Gap junction channel structure in the early 21st century: facts and fantasies

Abstract

Gap junction channels connect the cytoplasms of adjacent cells through the end-to-end docking of single-membrane structures called connexons, formed by a ring of six connexin monomers. Each monomer contains four transmembrane alpha-helices, for a total of 24 alpha-helices in a connexon.
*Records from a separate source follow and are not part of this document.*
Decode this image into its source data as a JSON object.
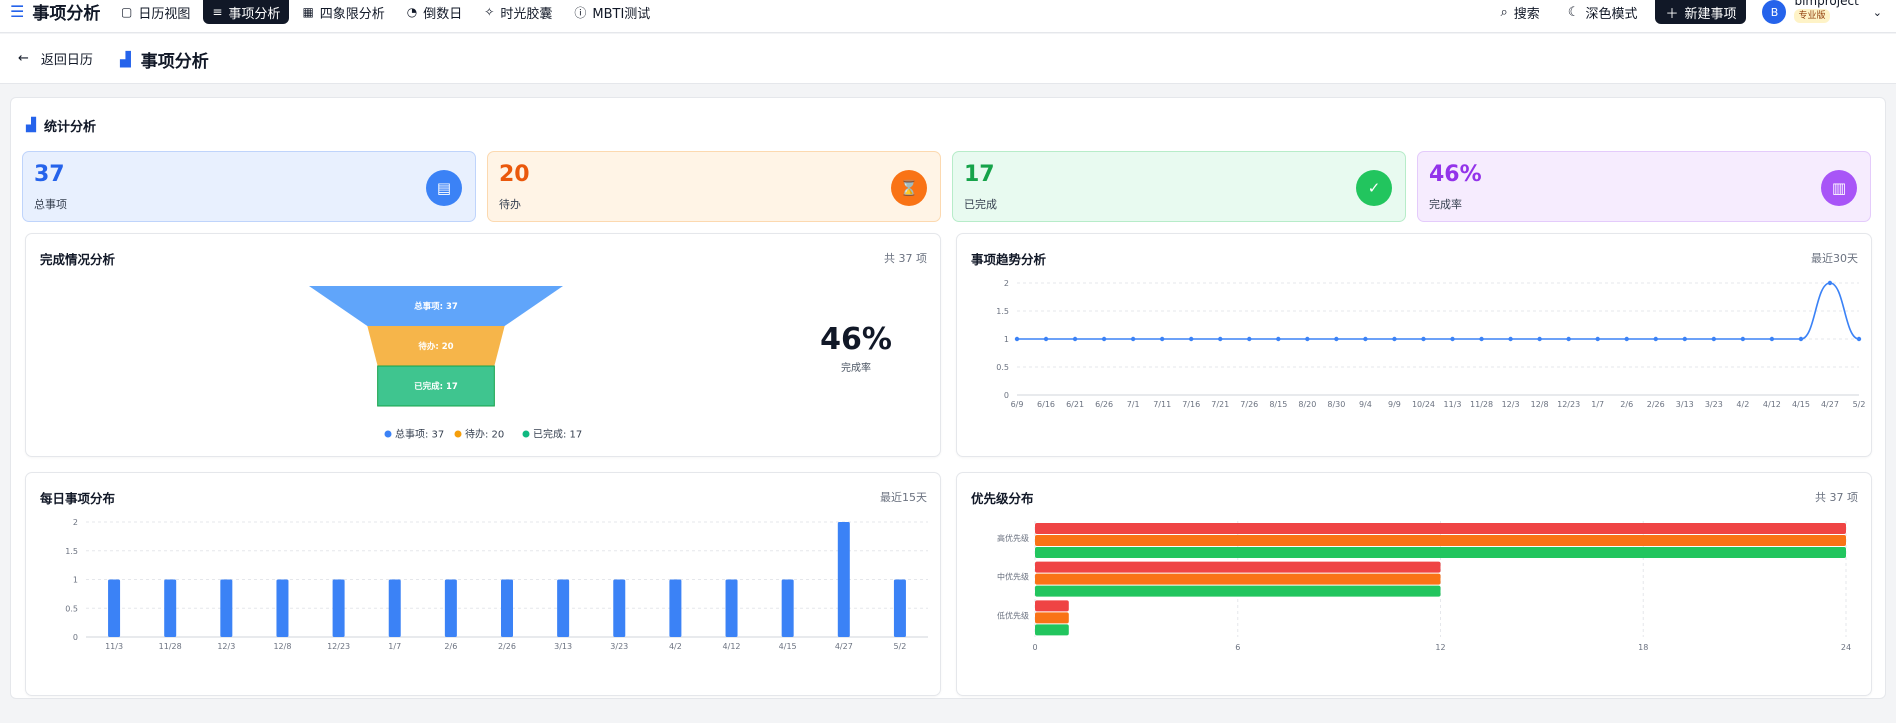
{
  "header": {
    "brand": "事项分析",
    "nav": [
      {
        "icon": "calendar-icon",
        "glyph": "▢",
        "label": "日历视图",
        "active": false
      },
      {
        "icon": "list-icon",
        "glyph": "≡",
        "label": "事项分析",
        "active": true
      },
      {
        "icon": "grid-icon",
        "glyph": "▦",
        "label": "四象限分析",
        "active": false
      },
      {
        "icon": "timer-icon",
        "glyph": "◔",
        "label": "倒数日",
        "active": false
      },
      {
        "icon": "sparkle-icon",
        "glyph": "✧",
        "label": "时光胶囊",
        "active": false
      },
      {
        "icon": "compass-icon",
        "glyph": "ⓘ",
        "label": "MBTI测试",
        "active": false
      }
    ],
    "search_label": "搜索",
    "dark_mode_label": "深色模式",
    "new_item_label": "新建事项",
    "avatar_initial": "B",
    "username": "bimproject",
    "plan": "专业版"
  },
  "subheader": {
    "back_label": "返回日历",
    "title": "事项分析"
  },
  "stats_section": {
    "title": "统计分析",
    "cards": [
      {
        "value": "37",
        "label": "总事项",
        "color": "#2563eb",
        "bg": "#e8f0fe",
        "border": "#bfd4fb",
        "badge": "#3b82f6",
        "icon": "clipboard-icon",
        "glyph": "▤"
      },
      {
        "value": "20",
        "label": "待办",
        "color": "#ea580c",
        "bg": "#fff4e6",
        "border": "#fcd9b0",
        "badge": "#f97316",
        "icon": "hourglass-icon",
        "glyph": "⌛"
      },
      {
        "value": "17",
        "label": "已完成",
        "color": "#16a34a",
        "bg": "#e8faf0",
        "border": "#b7ecc9",
        "badge": "#22c55e",
        "icon": "check-icon",
        "glyph": "✓"
      },
      {
        "value": "46%",
        "label": "完成率",
        "color": "#9333ea",
        "bg": "#f6ecfe",
        "border": "#e4cbfb",
        "badge": "#a855f7",
        "icon": "chart-icon",
        "glyph": "▥"
      }
    ]
  },
  "completion_card": {
    "title": "完成情况分析",
    "meta": "共 37 项",
    "rate": "46%",
    "rate_label": "完成率"
  },
  "trend_card": {
    "title": "事项趋势分析",
    "meta": "最近30天"
  },
  "daily_card": {
    "title": "每日事项分布",
    "meta": "最近15天"
  },
  "priority_card": {
    "title": "优先级分布",
    "meta": "共 37 项"
  },
  "chart_data": [
    {
      "type": "funnel",
      "stages": [
        {
          "name": "总事项",
          "value": 37,
          "label": "总事项: 37",
          "color": "#60a5fa"
        },
        {
          "name": "待办",
          "value": 20,
          "label": "待办: 20",
          "color": "#f6b54a"
        },
        {
          "name": "已完成",
          "value": 17,
          "label": "已完成: 17",
          "color": "#3fc58f"
        }
      ],
      "legend": [
        "总事项: 37",
        "待办: 20",
        "已完成: 17"
      ],
      "legend_colors": [
        "#3b82f6",
        "#f59e0b",
        "#10b981"
      ]
    },
    {
      "type": "line",
      "x": [
        "6/9",
        "6/16",
        "6/21",
        "6/26",
        "7/1",
        "7/11",
        "7/16",
        "7/21",
        "7/26",
        "8/15",
        "8/20",
        "8/30",
        "9/4",
        "9/9",
        "10/24",
        "11/3",
        "11/28",
        "12/3",
        "12/8",
        "12/23",
        "1/7",
        "2/6",
        "2/26",
        "3/13",
        "3/23",
        "4/2",
        "4/12",
        "4/15",
        "4/27",
        "5/2"
      ],
      "values": [
        1,
        1,
        1,
        1,
        1,
        1,
        1,
        1,
        1,
        1,
        1,
        1,
        1,
        1,
        1,
        1,
        1,
        1,
        1,
        1,
        1,
        1,
        1,
        1,
        1,
        1,
        1,
        1,
        2,
        1
      ],
      "ylim": [
        0,
        2
      ],
      "yticks": [
        "0",
        "0.5",
        "1",
        "1.5",
        "2"
      ],
      "color": "#3b82f6",
      "grid": true
    },
    {
      "type": "bar",
      "categories": [
        "11/3",
        "11/28",
        "12/3",
        "12/8",
        "12/23",
        "1/7",
        "2/6",
        "2/26",
        "3/13",
        "3/23",
        "4/2",
        "4/12",
        "4/15",
        "4/27",
        "5/2"
      ],
      "values": [
        1,
        1,
        1,
        1,
        1,
        1,
        1,
        1,
        1,
        1,
        1,
        1,
        1,
        2,
        1
      ],
      "ylim": [
        0,
        2
      ],
      "yticks": [
        "0",
        "0.5",
        "1",
        "1.5",
        "2"
      ],
      "color": "#3b82f6",
      "grid": true
    },
    {
      "type": "bar",
      "orientation": "horizontal",
      "categories": [
        "高优先级",
        "中优先级",
        "低优先级"
      ],
      "series": [
        {
          "values": [
            24,
            12,
            1
          ],
          "color": "#ef4444"
        },
        {
          "values": [
            24,
            12,
            1
          ],
          "color": "#f97316"
        },
        {
          "values": [
            24,
            12,
            1
          ],
          "color": "#22c55e"
        }
      ],
      "xlim": [
        0,
        24
      ],
      "xticks": [
        "0",
        "6",
        "12",
        "18",
        "24"
      ],
      "grid": true
    }
  ]
}
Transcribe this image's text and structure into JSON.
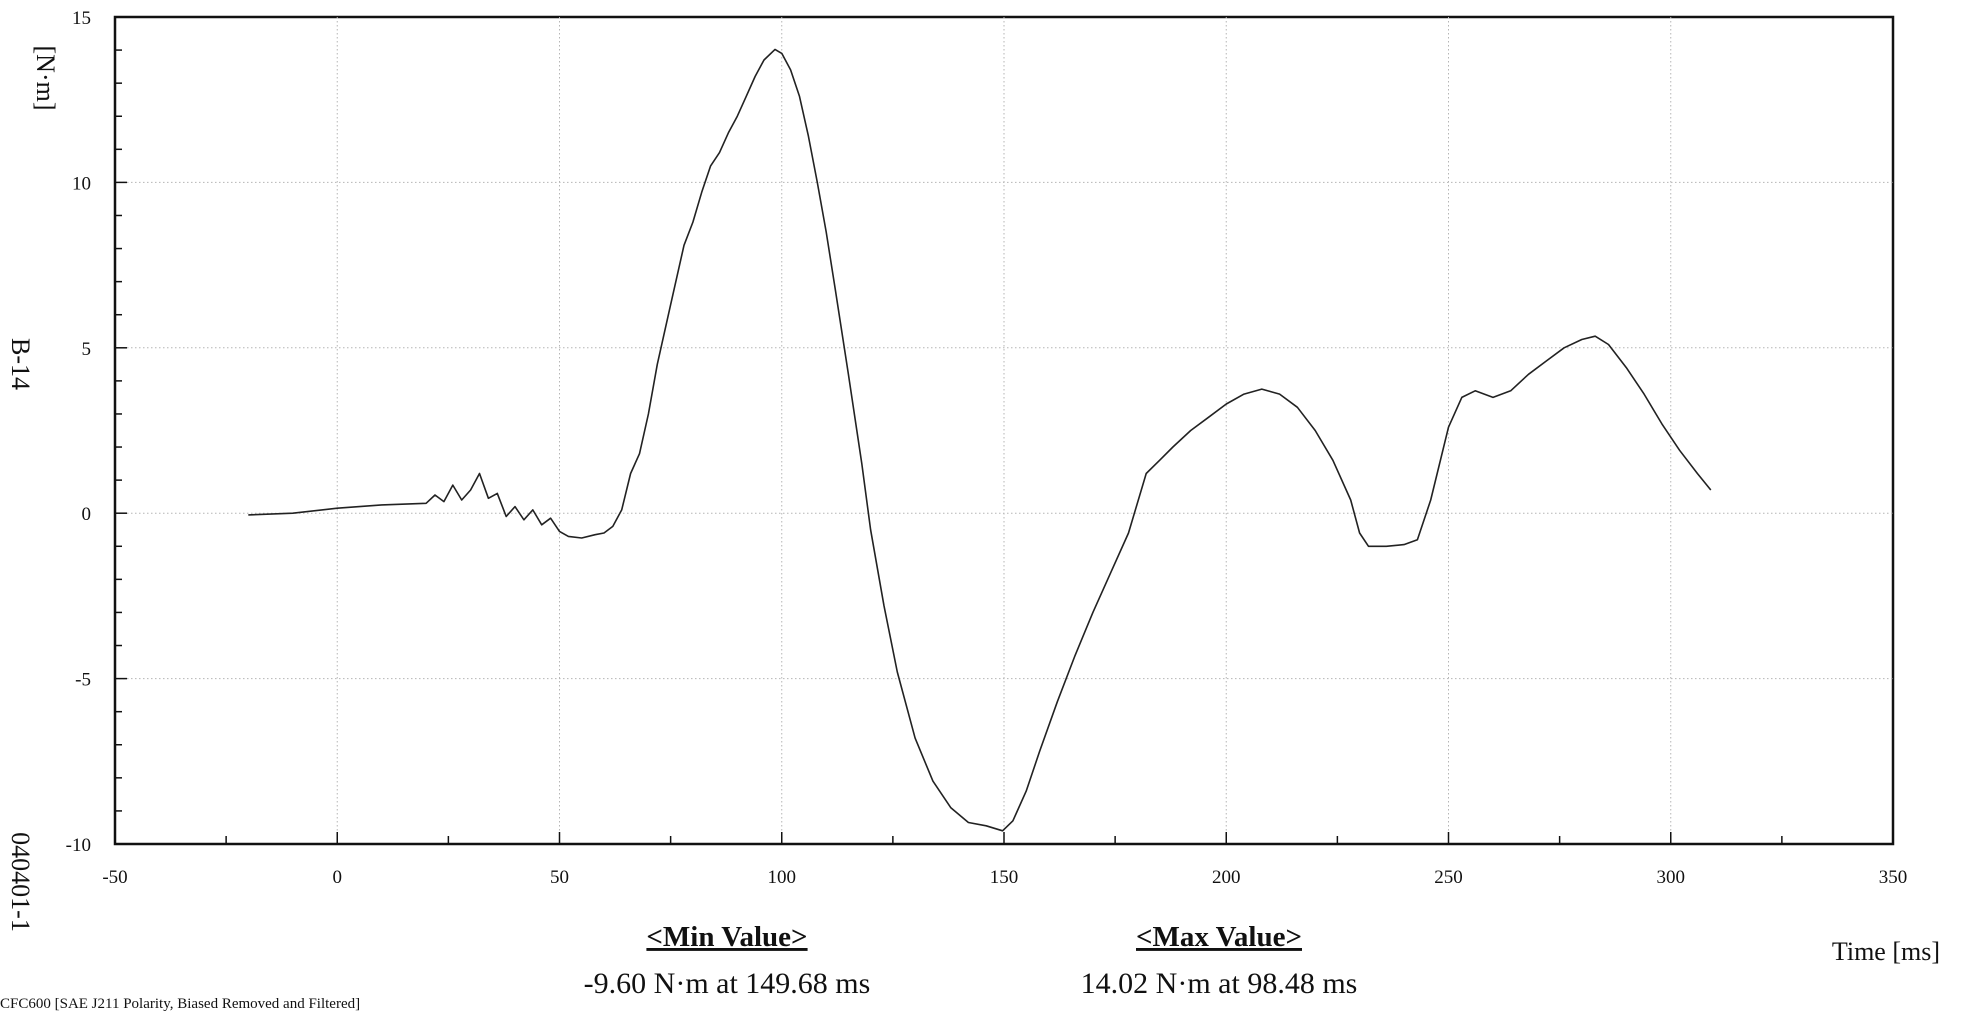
{
  "chart_data": {
    "type": "line",
    "xlabel": "Time [ms]",
    "ylabel": "[N·m]",
    "xlim": [
      -50,
      350
    ],
    "ylim": [
      -10,
      15
    ],
    "x_ticks": [
      -50,
      0,
      50,
      100,
      150,
      200,
      250,
      300,
      350
    ],
    "y_ticks": [
      -10,
      -5,
      0,
      5,
      10,
      15
    ],
    "grid": true,
    "channel_label": "B-14",
    "test_id": "040401-1",
    "min_title": "<Min Value>",
    "min_text": "-9.60 N·m at 149.68 ms",
    "max_title": "<Max Value>",
    "max_text": "14.02 N·m at 98.48 ms",
    "footer": "CFC600 [SAE J211 Polarity, Biased Removed and Filtered]",
    "series": [
      {
        "x": [
          -20,
          -10,
          0,
          10,
          20,
          22,
          24,
          26,
          28,
          30,
          32,
          34,
          36,
          38,
          40,
          42,
          44,
          46,
          48,
          50,
          52,
          55,
          58,
          60,
          62,
          64,
          66,
          68,
          70,
          72,
          75,
          78,
          80,
          82,
          84,
          86,
          88,
          90,
          92,
          94,
          96,
          98.48,
          100,
          102,
          104,
          106,
          108,
          110,
          112,
          115,
          118,
          120,
          123,
          126,
          130,
          134,
          138,
          142,
          146,
          149.68,
          152,
          155,
          158,
          162,
          166,
          170,
          174,
          178,
          182,
          185,
          188,
          192,
          196,
          200,
          204,
          208,
          212,
          216,
          220,
          224,
          228,
          230,
          232,
          236,
          240,
          243,
          246,
          250,
          253,
          256,
          260,
          264,
          268,
          272,
          276,
          280,
          283,
          286,
          290,
          294,
          298,
          302,
          306,
          309
        ],
        "y": [
          -0.05,
          0.0,
          0.15,
          0.25,
          0.3,
          0.55,
          0.35,
          0.85,
          0.4,
          0.7,
          1.2,
          0.45,
          0.6,
          -0.1,
          0.2,
          -0.2,
          0.1,
          -0.35,
          -0.15,
          -0.55,
          -0.7,
          -0.75,
          -0.65,
          -0.6,
          -0.4,
          0.1,
          1.2,
          1.8,
          3.0,
          4.5,
          6.3,
          8.1,
          8.8,
          9.7,
          10.5,
          10.9,
          11.5,
          12.0,
          12.6,
          13.2,
          13.7,
          14.02,
          13.9,
          13.4,
          12.6,
          11.4,
          10.0,
          8.5,
          6.8,
          4.2,
          1.5,
          -0.5,
          -2.8,
          -4.8,
          -6.8,
          -8.1,
          -8.9,
          -9.35,
          -9.45,
          -9.6,
          -9.3,
          -8.4,
          -7.2,
          -5.7,
          -4.3,
          -3.0,
          -1.8,
          -0.6,
          1.2,
          1.6,
          2.0,
          2.5,
          2.9,
          3.3,
          3.6,
          3.75,
          3.6,
          3.2,
          2.5,
          1.6,
          0.4,
          -0.6,
          -1.0,
          -1.0,
          -0.95,
          -0.8,
          0.4,
          2.6,
          3.5,
          3.7,
          3.5,
          3.7,
          4.2,
          4.6,
          5.0,
          5.25,
          5.35,
          5.1,
          4.4,
          3.6,
          2.7,
          1.9,
          1.2,
          0.7
        ]
      }
    ]
  }
}
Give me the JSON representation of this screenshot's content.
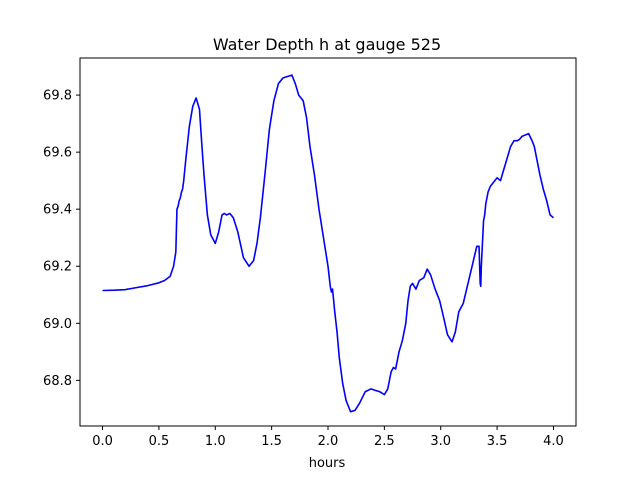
{
  "chart_data": {
    "type": "line",
    "title": "Water Depth h at gauge 525",
    "xlabel": "hours",
    "ylabel": "",
    "xlim": [
      -0.2,
      4.2
    ],
    "ylim": [
      68.64,
      69.93
    ],
    "xticks": [
      0.0,
      0.5,
      1.0,
      1.5,
      2.0,
      2.5,
      3.0,
      3.5,
      4.0
    ],
    "xtick_labels": [
      "0.0",
      "0.5",
      "1.0",
      "1.5",
      "2.0",
      "2.5",
      "3.0",
      "3.5",
      "4.0"
    ],
    "yticks": [
      68.8,
      69.0,
      69.2,
      69.4,
      69.6,
      69.8
    ],
    "ytick_labels": [
      "68.8",
      "69.0",
      "69.2",
      "69.4",
      "69.6",
      "69.8"
    ],
    "grid": false,
    "line_color": "#0000ff",
    "series": [
      {
        "x": [
          0.0,
          0.1,
          0.2,
          0.3,
          0.4,
          0.5,
          0.55,
          0.6,
          0.63,
          0.65,
          0.66,
          0.67,
          0.68,
          0.69,
          0.7,
          0.71,
          0.72,
          0.74,
          0.77,
          0.8,
          0.83,
          0.86,
          0.88,
          0.9,
          0.93,
          0.96,
          1.0,
          1.03,
          1.06,
          1.08,
          1.1,
          1.13,
          1.16,
          1.2,
          1.25,
          1.3,
          1.34,
          1.37,
          1.4,
          1.44,
          1.48,
          1.52,
          1.56,
          1.6,
          1.64,
          1.68,
          1.71,
          1.74,
          1.78,
          1.81,
          1.84,
          1.88,
          1.92,
          1.96,
          2.0,
          2.02,
          2.03,
          2.04,
          2.06,
          2.08,
          2.1,
          2.13,
          2.16,
          2.2,
          2.24,
          2.28,
          2.33,
          2.38,
          2.42,
          2.46,
          2.5,
          2.53,
          2.56,
          2.58,
          2.6,
          2.63,
          2.66,
          2.69,
          2.71,
          2.73,
          2.75,
          2.78,
          2.81,
          2.85,
          2.88,
          2.91,
          2.95,
          2.99,
          3.02,
          3.06,
          3.1,
          3.13,
          3.16,
          3.2,
          3.23,
          3.26,
          3.29,
          3.32,
          3.34,
          3.35,
          3.355,
          3.36,
          3.38,
          3.39,
          3.4,
          3.42,
          3.44,
          3.46,
          3.48,
          3.5,
          3.53,
          3.56,
          3.59,
          3.62,
          3.65,
          3.68,
          3.7,
          3.72,
          3.75,
          3.78,
          3.81,
          3.83,
          3.85,
          3.88,
          3.91,
          3.94,
          3.97,
          4.0
        ],
        "y": [
          69.115,
          69.116,
          69.118,
          69.125,
          69.132,
          69.142,
          69.15,
          69.165,
          69.2,
          69.25,
          69.4,
          69.41,
          69.43,
          69.44,
          69.46,
          69.47,
          69.5,
          69.58,
          69.69,
          69.76,
          69.79,
          69.75,
          69.63,
          69.52,
          69.38,
          69.31,
          69.28,
          69.32,
          69.38,
          69.385,
          69.38,
          69.385,
          69.37,
          69.32,
          69.23,
          69.2,
          69.22,
          69.28,
          69.37,
          69.52,
          69.68,
          69.78,
          69.84,
          69.86,
          69.865,
          69.87,
          69.84,
          69.8,
          69.78,
          69.72,
          69.62,
          69.52,
          69.4,
          69.3,
          69.2,
          69.13,
          69.11,
          69.12,
          69.04,
          68.97,
          68.88,
          68.79,
          68.73,
          68.69,
          68.695,
          68.72,
          68.76,
          68.77,
          68.765,
          68.76,
          68.75,
          68.77,
          68.83,
          68.845,
          68.84,
          68.9,
          68.94,
          69.0,
          69.08,
          69.13,
          69.14,
          69.12,
          69.15,
          69.16,
          69.19,
          69.17,
          69.12,
          69.08,
          69.03,
          68.96,
          68.935,
          68.97,
          69.04,
          69.07,
          69.12,
          69.17,
          69.22,
          69.27,
          69.27,
          69.14,
          69.13,
          69.2,
          69.36,
          69.38,
          69.42,
          69.46,
          69.48,
          69.49,
          69.5,
          69.51,
          69.5,
          69.54,
          69.58,
          69.62,
          69.64,
          69.64,
          69.645,
          69.655,
          69.66,
          69.665,
          69.64,
          69.62,
          69.58,
          69.52,
          69.47,
          69.43,
          69.38,
          69.37
        ]
      }
    ]
  }
}
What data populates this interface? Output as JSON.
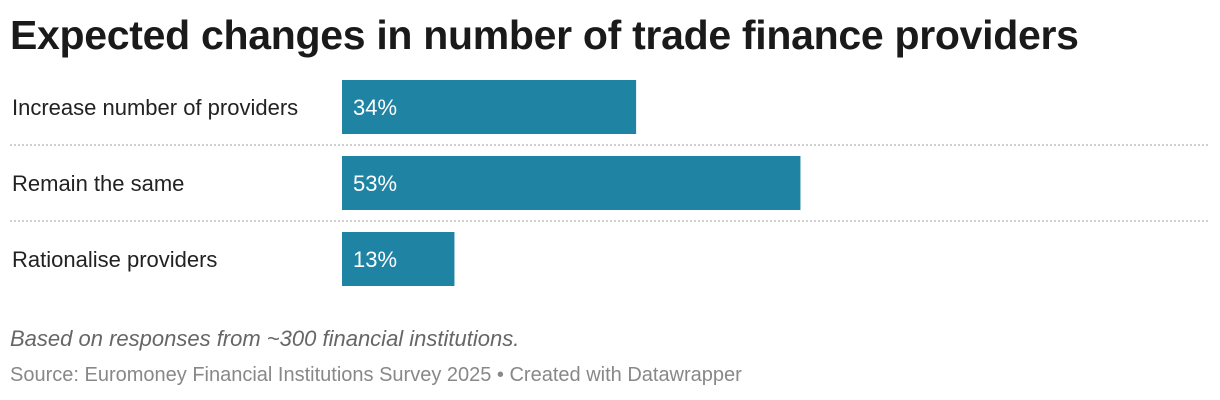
{
  "chart_data": {
    "type": "bar",
    "orientation": "horizontal",
    "title": "Expected changes in number of trade finance providers",
    "categories": [
      "Increase number of providers",
      "Remain the same",
      "Rationalise providers"
    ],
    "values": [
      34,
      53,
      13
    ],
    "value_labels": [
      "34%",
      "53%",
      "13%"
    ],
    "unit": "%",
    "xlim": [
      0,
      100
    ],
    "grid": false,
    "bar_color": "#1f83a4",
    "note": "Based on responses from ~300 financial institutions.",
    "source": "Source: Euromoney Financial Institutions Survey 2025 • Created with Datawrapper"
  }
}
The fundamental structure of the connexon pore is probably similar in unpaired connexons and junctional channels, and for channels formed by different connexin isoforms. Nevertheless, variability in results from structurally focused mutagenesis and electrophysiological studies raise uncertainty about the specific assignments of the transmembrane helices. Mapping of human mutations onto a suggested C(alpha) model predicts that mutations that disrupt helix-helix packing impair channel function. An experimentally determined structure at atomic resolution will be essential to confirm and resolve these concepts.

Figure 1

Molecular design of gap junction channels. (a) Top view showing the 30 ° rotational stagger between docked connexons. Two subunits of the top connexon (in blue) are above one subunit of the bottom connexon (in red). The other subunits have been colored gray for clarity. The molecular boundary is depicted as a 4-helix bundle, but there are other possibilities (Figure 2). (b) Side view. The top connexon is in blue and the bottom one in red. Grayed areas denote parts of the structure that are most uncertain, especially the folding within the density at the boundary between the transmembrane assembly and the extracellular space. Putative β sheets corresponding to E1 (on the perimeter of the extracellular gap) are drawn with thin lines to emphasize this ambiguity. The E2 loops are depicted as an interdigitating β barrel [51]. Refer to Figures 2 and 3 in reference [7] for the corresponding views of the 3D density map derived by electron cryo-crystallography. The dimensions for the transmembrane helical domain and the extracellular gap are approximate. From [22], reproduced by permission.

Figure 2

Possible molecular boundaries for the connexin subunit include a helical bundle (left) and a “checkmark” (right) (following the naming of Unger et al. [7]). Each shows two assignments for the 4 transmembrane α-helices within each subunit, according to Fleishman et al. [8] (top, blue) and Skerrett et al. [43] (bottom, green). Dashed lines denote the extracellular loops, E1 and E2, and the solid lines denote the M2-M3 cytoplasmic loops. The α-helical rods designated A, B, C and D in the 3D density map derived by electron cryo-crystallography (Unger et al. [7] are also indicated. Both assignments shown designate M3 as the major pore lining helix, but other studies suggest M1, as discussed in the text. From [22], reproduced by permission.

Figure 3

A Cα model (yellow ribbons) for the membrane spanning α-helices of a connexon, derived by combining the information from a computational analysis of connexin sequences, the results of a number of biochemical studies, and the constraints provided by a 3D cryo-EM map (blue) [8]. While individually, none of these approaches provided high-resolution information, their sum yielded an atomic model that predicts how connexin mutations (red spheres) that result in diseases such as nonsyndromic deafness and Charcot-Marie-Tooth disease may interfere with formation of functional channels by disrupting helix-helix packing. Adapted from [8].

Figure 4

CryoEM structure of two-dimensional crystals of reconstituted Cx26 connexons. The 3D map is contoured at 1σ (light blue) and 2.4 σ (yellow) above the mean density. The inset in the upper left shows a 20-Å-thick section perpendicular to the membrane plane through the density map of a connexon. This section corresponds to the region enclosed by the white lines shown in A. The arrowhead points to the large plug of density within the pore. The inner cytoplasmic protrusions (white arrows) extend from the cytoplasmic ends of helices B and C. (A–C). 30-Å-thick slabs through the density map corresponding to the position of the lines shown in the Inset. The four α-helices are labeled A (cyan, A′), B (green, B′), C (yellow), and D (pink) as in the original Cx43 structure (Figure 2) [7]. The arrowhead and white arrows represent the plug and the inner cytoplasmic protrusions, respectively, as in Inset. From [9], reproduced by permission.